Mali : 9,6 millions réclamés à Tiken Jah Fakoly pour contrat non respecté

Falilatou Titi
publié le 29 septembre 2017

L’affaire qui oppose Tiken Jah Fakoly au Festival international de musique de Bamako (Fimba) depuis 2004 a refait surface.

Tiken Jah Fakoly

9,6 millions de francs CFA. C’est la somme réclamée au chanteur Tiken Jah Fakoly. Une affaire de 2004 qui défraie la chronique depuis un moment au Mali.  Selon le Cabinet Maya, en charge de l’exécution d’une décision de justice au profit du Fimba dans l’affaire qui l’oppose à l’artiste ivoirien, dans le contrat de prestation de service qui l’a lié au Fimba en 2004, le reggae man ivoirien n’a pas honoré ses engagements. C’est alors que le Festival international de musique de Bamako l’a poursuivi en justice pour contrat non respecté.

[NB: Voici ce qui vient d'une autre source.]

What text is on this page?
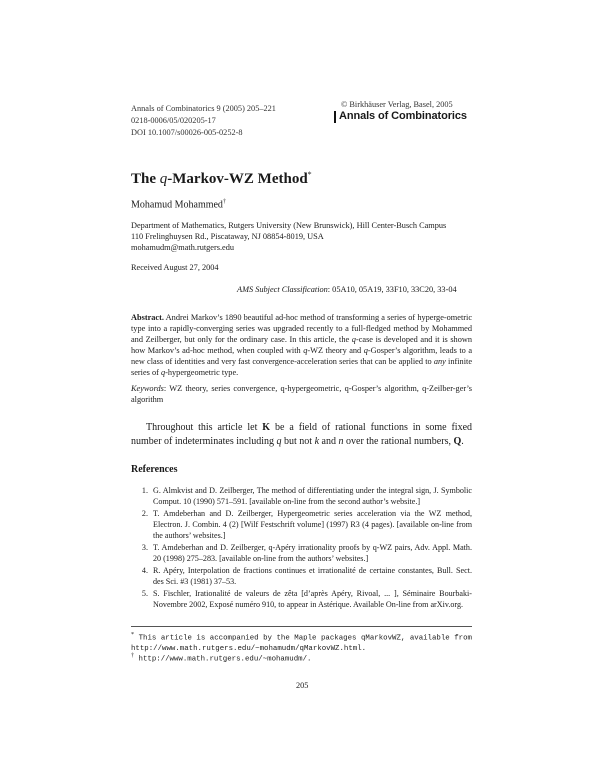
Annals of Combinatorics 9 (2005) 205–221
0218-0006/05/020205-17
DOI 10.1007/s00026-005-0252-8
© Birkhäuser Verlag, Basel, 2005
Annals of Combinatorics
The q-Markov-WZ Method*
Mohamud Mohammed†
Department of Mathematics, Rutgers University (New Brunswick), Hill Center-Busch Campus
110 Frelinghuysen Rd., Piscataway, NJ 08854-8019, USA
mohamudm@math.rutgers.edu
Received August 27, 2004
AMS Subject Classification: 05A10, 05A19, 33F10, 33C20, 33-04
Abstract. Andrei Markov’s 1890 beautiful ad-hoc method of transforming a series of hyperge-ometric type into a rapidly-converging series was upgraded recently to a full-fledged method by Mohammed and Zeilberger, but only for the ordinary case. In this article, the q-case is developed and it is shown how Markov’s ad-hoc method, when coupled with q-WZ theory and q-Gosper’s algorithm, leads to a new class of identities and very fast convergence-acceleration series that can be applied to any infinite series of q-hypergeometric type.
Keywords: WZ theory, series convergence, q-hypergeometric, q-Gosper’s algorithm, q-Zeilber-ger’s algorithm
Throughout this article let K be a field of rational functions in some fixed number of indeterminates including q but not k and n over the rational numbers, Q.
References
1. G. Almkvist and D. Zeilberger, The method of differentiating under the integral sign, J. Symbolic Comput. 10 (1990) 571–591. [available on-line from the second author’s website.]
2. T. Amdeberhan and D. Zeilberger, Hypergeometric series acceleration via the WZ method, Electron. J. Combin. 4 (2) [Wilf Festschrift volume] (1997) R3 (4 pages). [available on-line from the authors’ websites.]
3. T. Amdeberhan and D. Zeilberger, q-Apéry irrationality proofs by q-WZ pairs, Adv. Appl. Math. 20 (1998) 275–283. [available on-line from the authors’ websites.]
4. R. Apéry, Interpolation de fractions continues et irrationalité de certaine constantes, Bull. Sect. des Sci. #3 (1981) 37–53.
5. S. Fischler, Irationalité de valeurs de zêta [d’après Apéry, Rivoal, ... ], Séminaire Bourbaki-Novembre 2002, Exposé numéro 910, to appear in Astérique. Available On-line from arXiv.org.
* This article is accompanied by the Maple packages qMarkovWZ, available from http://www.math.rutgers.edu/~mohamudm/qMarkovWZ.html.
† http://www.math.rutgers.edu/~mohamudm/.
205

Le tribunal de la commune IV de Bamako a donc condamné Tiken Jah Fakoly au versement de 9,6 millions de francs CFA à titre principal et 5 millions à titre de dommages-intérêts. Le verdict du tribunal IV sera confirmé plus tard en 2006 par la Cour d’appel de Bamako qui a condamné Tiken Jah Fakoly au paiement des 9,6 millions à titre de frais de cachet, de transport, d’hébergement et de sécurité, tout en déboutant comme mal fondé le Fimba de sa demande de dommages-intérêts.

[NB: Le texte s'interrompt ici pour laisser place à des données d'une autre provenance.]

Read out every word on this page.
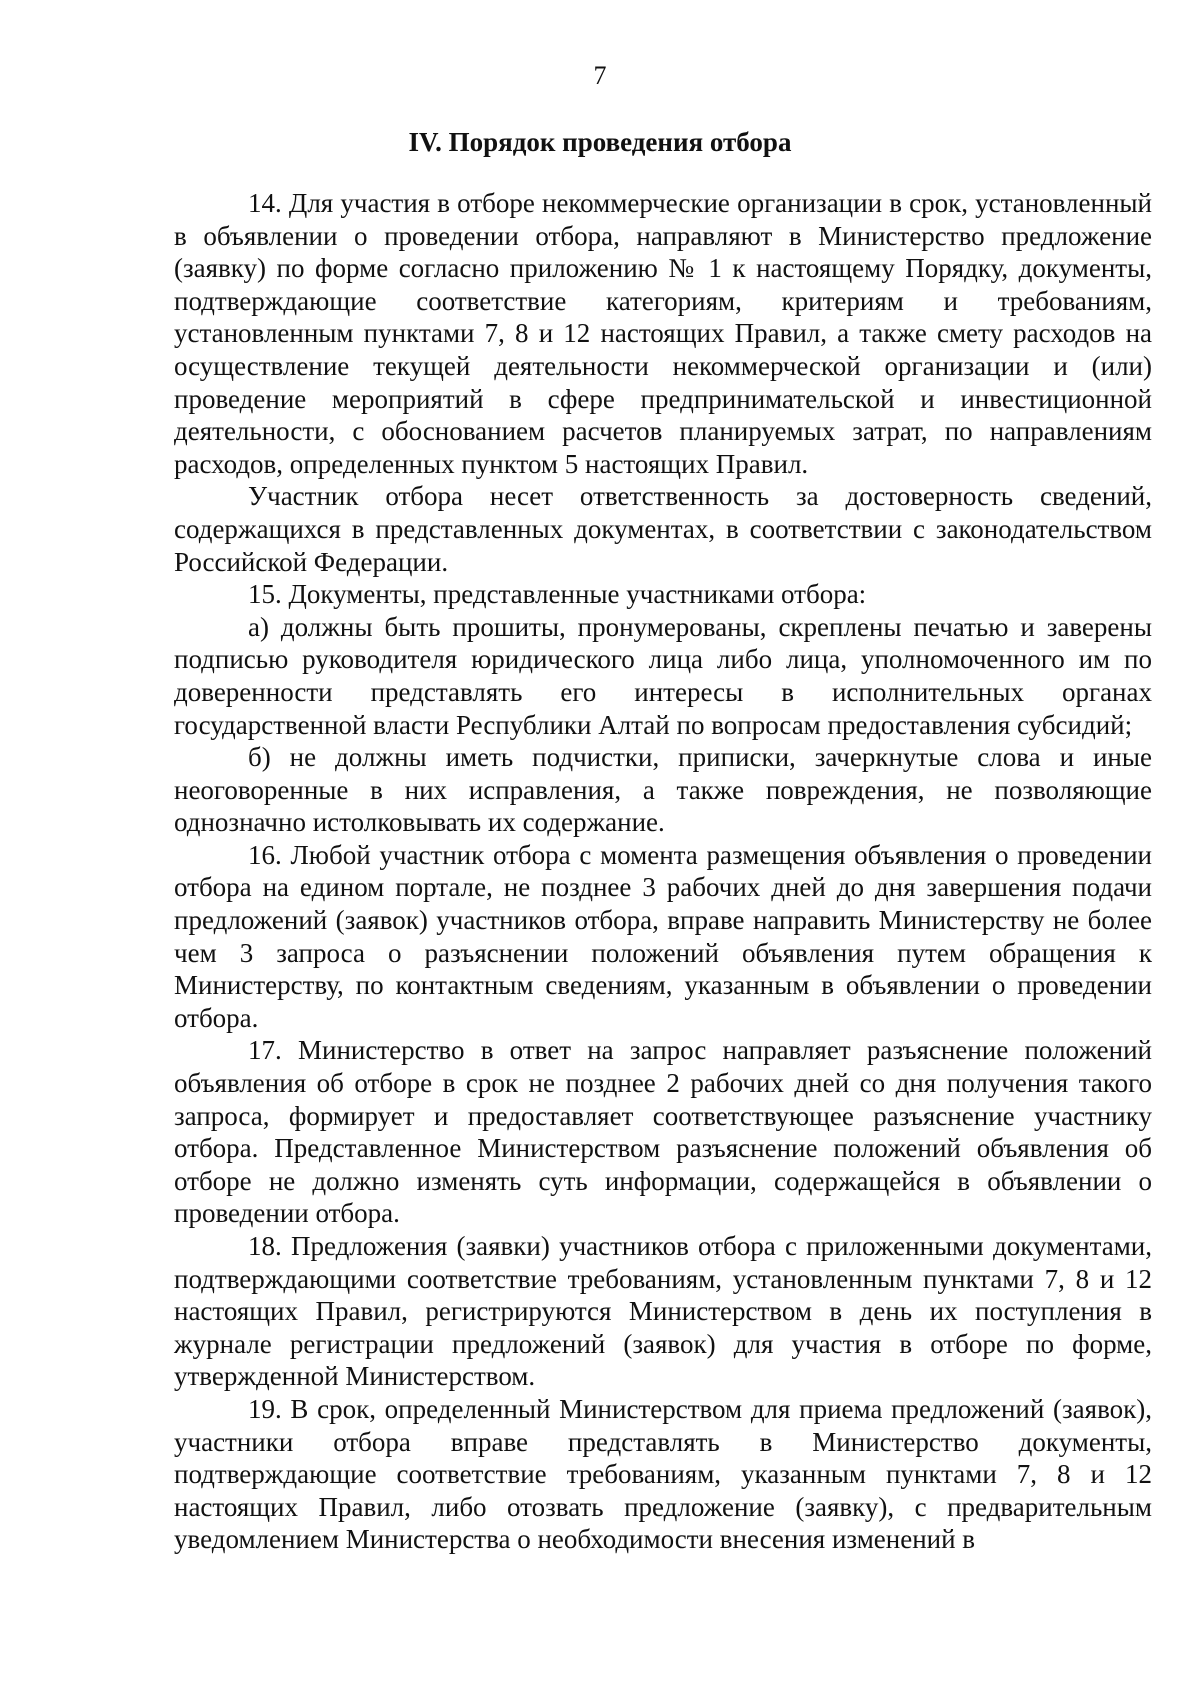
7
IV. Порядок проведения отбора

14. Для участия в отборе некоммерческие организации в срок, установленный в объявлении о проведении отбора, направляют в Министерство предложение (заявку) по форме согласно приложению № 1 к настоящему Порядку, документы, подтверждающие соответствие категориям, критериям и требованиям, установленным пунктами 7, 8 и 12 настоящих Правил, а также смету расходов на осуществление текущей деятельности некоммерческой организации и (или) проведение мероприятий в сфере предпринимательской и инвестиционной деятельности, с обоснованием расчетов планируемых затрат, по направлениям расходов, определенных пунктом 5 настоящих Правил.

Участник отбора несет ответственность за достоверность сведений, содержащихся в представленных документах, в соответствии с законодательством Российской Федерации.

15. Документы, представленные участниками отбора:

а) должны быть прошиты, пронумерованы, скреплены печатью и заверены подписью руководителя юридического лица либо лица, уполномоченного им по доверенности представлять его интересы в исполнительных органах государственной власти Республики Алтай по вопросам предоставления субсидий;

б) не должны иметь подчистки, приписки, зачеркнутые слова и иные неоговоренные в них исправления, а также повреждения, не позволяющие однозначно истолковывать их содержание.

16. Любой участник отбора с момента размещения объявления о проведении отбора на едином портале, не позднее 3 рабочих дней до дня завершения подачи предложений (заявок) участников отбора, вправе направить Министерству не более чем 3 запроса о разъяснении положений объявления путем обращения к Министерству, по контактным сведениям, указанным в объявлении о проведении отбора.

17. Министерство в ответ на запрос направляет разъяснение положений объявления об отборе в срок не позднее 2 рабочих дней со дня получения такого запроса, формирует и предоставляет соответствующее разъяснение участнику отбора. Представленное Министерством разъяснение положений объявления об отборе не должно изменять суть информации, содержащейся в объявлении о проведении отбора.

18. Предложения (заявки) участников отбора с приложенными документами, подтверждающими соответствие требованиям, установленным пунктами 7, 8 и 12 настоящих Правил, регистрируются Министерством в день их поступления в журнале регистрации предложений (заявок) для участия в отборе по форме, утвержденной Министерством.

19. В срок, определенный Министерством для приема предложений (заявок), участники отбора вправе представлять в Министерство документы, подтверждающие соответствие требованиям, указанным пунктами 7, 8 и 12 настоящих Правил, либо отозвать предложение (заявку), с предварительным уведомлением Министерства о необходимости внесения изменений в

Dans une vidéo récemment diffusée sur les réseaux sociaux Tiken Jah Fakoly accuse les responsables du Fimba d’avoir violé certaines clauses contractuelles. A en croire ses propos, cette affaire serait déjà réglée à l’amiable par l’ancien président malien, Amadou Toumani Touré. De ce fait, le reggae-man ivoirien accuse les responsables du Fimba de vouloir le prendre du coup. Selon le cabinet d’avocat chargé de défendre les intérêts du Fimba dans cette affaire, il ne s’agit nullement d’un acharnement contre l’artiste ivoirien. « Tiken Jah Fakoly a présenté ses moyens de défense. Ce n’est pas une conspiration, nous avons juste voulu exécuter une décision de justice contre laquelle il n’y a aucune voie de recours. Il a été défaillant. Il est un citoyen comme tout le monde et nul n’est au-dessus de la loi », a fait remarquer Me Oumar Tounkara, au cours d’une conférence de presse ce mercredi 27 septembre 2017 à Bamako.